1. Length of retirement

Two things determine our length of retirement – life expectancy and retirement age. According to Department of Statistics Singapore, our life expectancy is 83 years. This means that if you desire to retire by age 60, your savings will need to last for 23 years. This is a huge 10 years difference with DBS’s survey findings!

However, when you actually retire might vary as many people choose to work part-time even after they stop full employment. For instance, many retirees become private tutors or piano teachers, or work part-time in their professions as consultants.

2. Not adjusting for inflation

It is important to note that the final sum you will actually need depends on when you will retire and the actual figure you will need to save because of inflation. Let’s say you desire to retire 30 years from now and will need to spend $3,500 monthly in today’s dollars, assuming an average inflation rate of 3%, your monthly expenses will grow to $8,500 in 30 years’ time.

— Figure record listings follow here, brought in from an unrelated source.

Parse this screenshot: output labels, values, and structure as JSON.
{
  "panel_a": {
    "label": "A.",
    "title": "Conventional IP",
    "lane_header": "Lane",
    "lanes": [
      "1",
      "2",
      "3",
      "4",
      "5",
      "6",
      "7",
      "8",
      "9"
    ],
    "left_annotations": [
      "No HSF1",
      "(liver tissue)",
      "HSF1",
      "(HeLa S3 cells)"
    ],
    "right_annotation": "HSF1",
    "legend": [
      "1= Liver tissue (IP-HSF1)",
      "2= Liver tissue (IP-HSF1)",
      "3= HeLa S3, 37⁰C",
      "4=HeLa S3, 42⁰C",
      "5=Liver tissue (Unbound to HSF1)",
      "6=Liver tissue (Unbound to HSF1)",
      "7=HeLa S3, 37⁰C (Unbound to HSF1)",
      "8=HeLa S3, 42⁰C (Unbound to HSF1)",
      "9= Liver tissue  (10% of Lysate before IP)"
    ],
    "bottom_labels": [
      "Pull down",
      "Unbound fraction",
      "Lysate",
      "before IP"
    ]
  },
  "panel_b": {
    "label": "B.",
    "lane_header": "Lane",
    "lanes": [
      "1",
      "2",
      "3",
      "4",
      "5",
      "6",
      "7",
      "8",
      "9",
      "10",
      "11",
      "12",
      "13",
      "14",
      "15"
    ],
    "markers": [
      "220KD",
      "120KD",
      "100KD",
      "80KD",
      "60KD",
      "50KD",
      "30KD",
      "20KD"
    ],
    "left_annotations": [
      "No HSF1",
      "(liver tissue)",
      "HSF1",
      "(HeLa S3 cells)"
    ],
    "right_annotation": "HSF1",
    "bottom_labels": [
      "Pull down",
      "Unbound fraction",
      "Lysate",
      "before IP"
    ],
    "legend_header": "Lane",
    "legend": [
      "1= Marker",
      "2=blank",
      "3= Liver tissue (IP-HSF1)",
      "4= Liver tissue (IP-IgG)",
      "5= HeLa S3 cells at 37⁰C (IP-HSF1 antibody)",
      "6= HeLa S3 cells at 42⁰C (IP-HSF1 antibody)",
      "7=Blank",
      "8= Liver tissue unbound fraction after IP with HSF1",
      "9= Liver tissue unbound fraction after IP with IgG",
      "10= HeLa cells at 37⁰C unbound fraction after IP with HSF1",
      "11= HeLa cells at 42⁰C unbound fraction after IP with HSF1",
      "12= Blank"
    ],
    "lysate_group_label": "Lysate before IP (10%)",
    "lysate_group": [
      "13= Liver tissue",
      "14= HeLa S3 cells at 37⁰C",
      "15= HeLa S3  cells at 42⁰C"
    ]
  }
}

On the other hand, if you’re planning to retire tomorrow, you won’t need that much as expenses today are definitely much less than they’ll be in a few decades’ time.

3. Overestimating investment returns

Some people belong to the group of more aggressive investors. Being human, they may tend to have optimism bias in terms of investing. Since your stocks have been performing well on the market over the past few years, you start to expect to enjoy a steady 5% return per year for the rest of your life. And everyone just assumes that property values will accrue over time, never mind that there’s a downtrend in the property market now.

When estimating your investment returns, it is best to project modest gains or you would risk getting a rude shock when you investments do not perform as well as expected and you have to delay your retirement plans.

4. Not accounting realistically for discretionary expenses

We may be able to survive on a few hundred dollars a month by eating bread and drinking water every day. But I’m sure nobody would think of living life like that when calculating how much we need to retire. Other than healthcare expenses and insurances, you might also want to spend on things like travel, stuff for your kids or grandchildren, your hobbies or simply the finer things in life. As much as you want to retire as early as possible, you have to be realistic about your spending.